Le 23 janvier 2020, Xavier Bousset, secrétaire général du syndicat CGT des Cheminots de Haute-Loire, est présent lors d’un rassemblement en gare de Clermont-Ferrand contre le projet de réforme des retraites et la casse du service public ferroviaire. Durant cette mobilisation, un cortège de 150 à 200 cheminots se réunissent alors sur le parvis de la gare pour des prises de paroles. « La direction me reprocherait le fait que j’aurais traité de collabo' des agents ferroviaires en service, précise Xavier Bousset. Elle sait très bien que nous ne sommes pas là pour casser ou insulter les gens mais seulement pour défendre nos droits. Malheureusement, la direction tente par tous les moyens de criminaliser les responsables syndicaux afin d’effrayer et de donner l’exemple ».

« Ils veulent faire tomber des têtes »

Ce mercredi 30 septembre, Xavier Bousset a donc été convoqué en gendarmerie de Sainte-Florine pour y être entendu. « S’il y avait eu de la casse, des blessés ou d’autres faits graves, je comprendrais les motivations de l’entreprise en ce sens, confie Xavier Bousset. Mais c’est loin d’être le cas. Tout ça s’inscrit dans une démarche du patronat. Ils veulent faire tomber des têtes. » Pour illustrer son propos, il mentionne le cas d’Hervé Gonthier, secrétaire régional CGT cheminots, convoqué le 28 août à Moulins pour outrage et incitation à la haine. Ou encore Christophe Bouchex, secrétaire de l’union CGT locale de Clermont, pointé également du doigt par la direction. « Nous sommes tous des responsables syndicaux et nous sommes tous mis sous pression pour des faits futiles, ajoute-il.
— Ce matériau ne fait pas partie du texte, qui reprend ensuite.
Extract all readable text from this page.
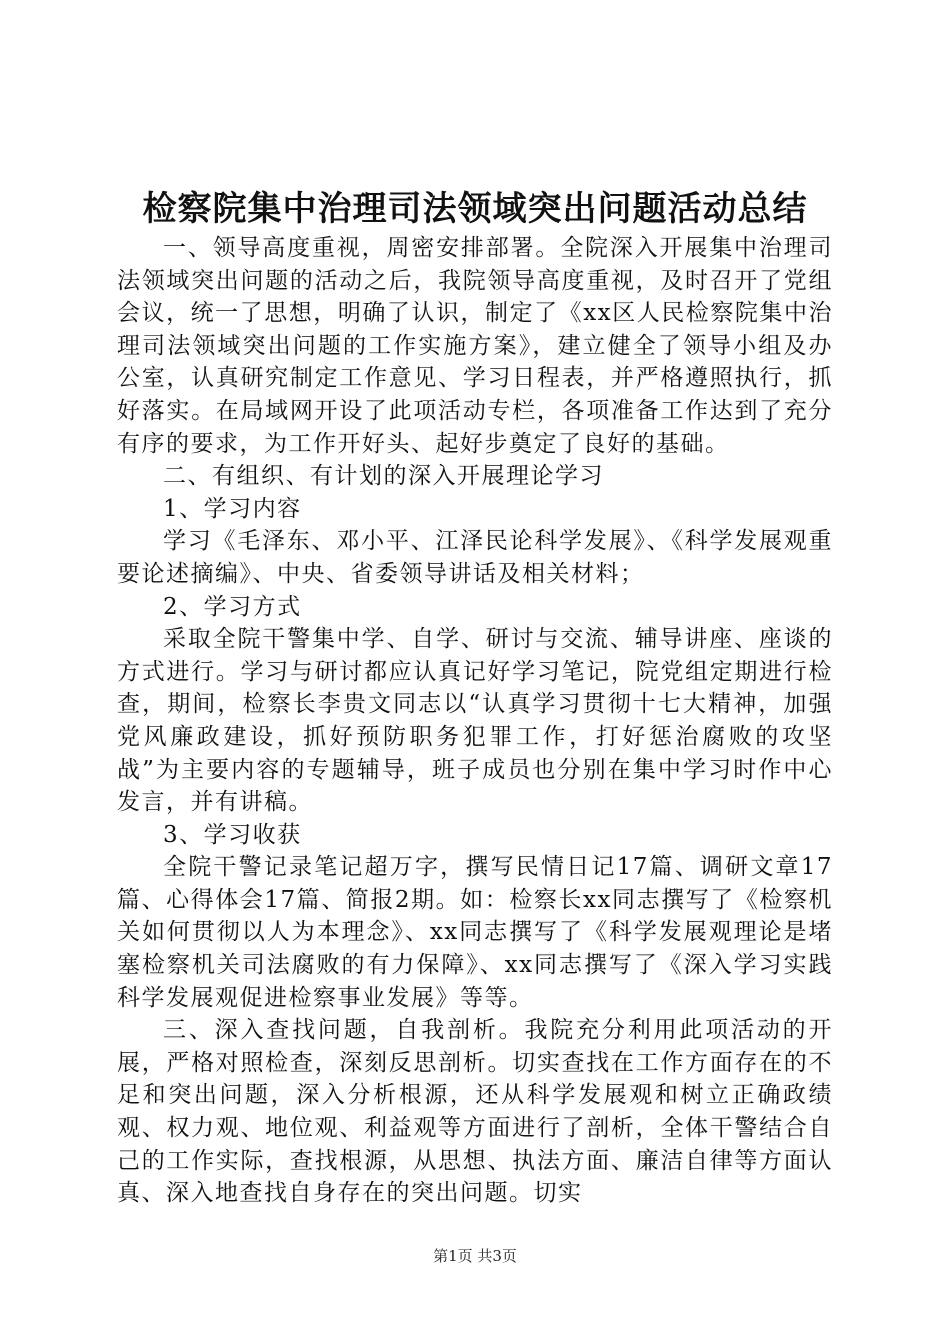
检察院集中治理司法领域突出问题活动总结

一、领导高度重视，周密安排部署。全院深入开展集中治理司法领域突出问题的活动之后，我院领导高度重视，及时召开了党组会议，统一了思想，明确了认识，制定了《xx区人民检察院集中治理司法领域突出问题的工作实施方案》，建立健全了领导小组及办公室，认真研究制定工作意见、学习日程表，并严格遵照执行，抓好落实。在局域网开设了此项活动专栏，各项准备工作达到了充分有序的要求，为工作开好头、起好步奠定了良好的基础。

二、有组织、有计划的深入开展理论学习

1、学习内容

学习《毛泽东、邓小平、江泽民论科学发展》、《科学发展观重要论述摘编》、中央、省委领导讲话及相关材料；

2、学习方式

采取全院干警集中学、自学、研讨与交流、辅导讲座、座谈的方式进行。学习与研讨都应认真记好学习笔记，院党组定期进行检查，期间，检察长李贵文同志以“认真学习贯彻十七大精神，加强党风廉政建设，抓好预防职务犯罪工作，打好惩治腐败的攻坚战”为主要内容的专题辅导，班子成员也分别在集中学习时作中心发言，并有讲稿。

3、学习收获

全院干警记录笔记超万字，撰写民情日记17篇、调研文章17篇、心得体会17篇、简报2期。如：检察长xx同志撰写了《检察机关如何贯彻以人为本理念》、xx同志撰写了《科学发展观理论是堵塞检察机关司法腐败的有力保障》、xx同志撰写了《深入学习实践科学发展观促进检察事业发展》等等。

三、深入查找问题，自我剖析。我院充分利用此项活动的开展，严格对照检查，深刻反思剖析。切实查找在工作方面存在的不足和突出问题，深入分析根源，还从科学发展观和树立正确政绩观、权力观、地位观、利益观等方面进行了剖析，全体干警结合自己的工作实际，查找根源，从思想、执法方面、廉洁自律等方面认真、深入地查找自身存在的突出问题。切实

第1页 共3页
Alors oui, la politique de la peur est de plus en plus utilisée ».

« Cette méthode est très efficace car elle traîne sur les bancs des accusés un seul élément »

Xavier Bousset souligne aussi un détail d’importance selon lui. « Si vous attaquez comme la direction le fait les premiers militants, cela va forcément freiner les adhérents ou ceux qui veulent le devenir. Car elle porte plainte non pas contre l’organisation syndicale mais sur le nom et le prénom d’une personne en particulier. Cette méthode est très efficace car elle traîne sur les bancs des accusés un seul élément. Elle criminalise un cas. Cette situation peut être très dure à vivre personnellement. »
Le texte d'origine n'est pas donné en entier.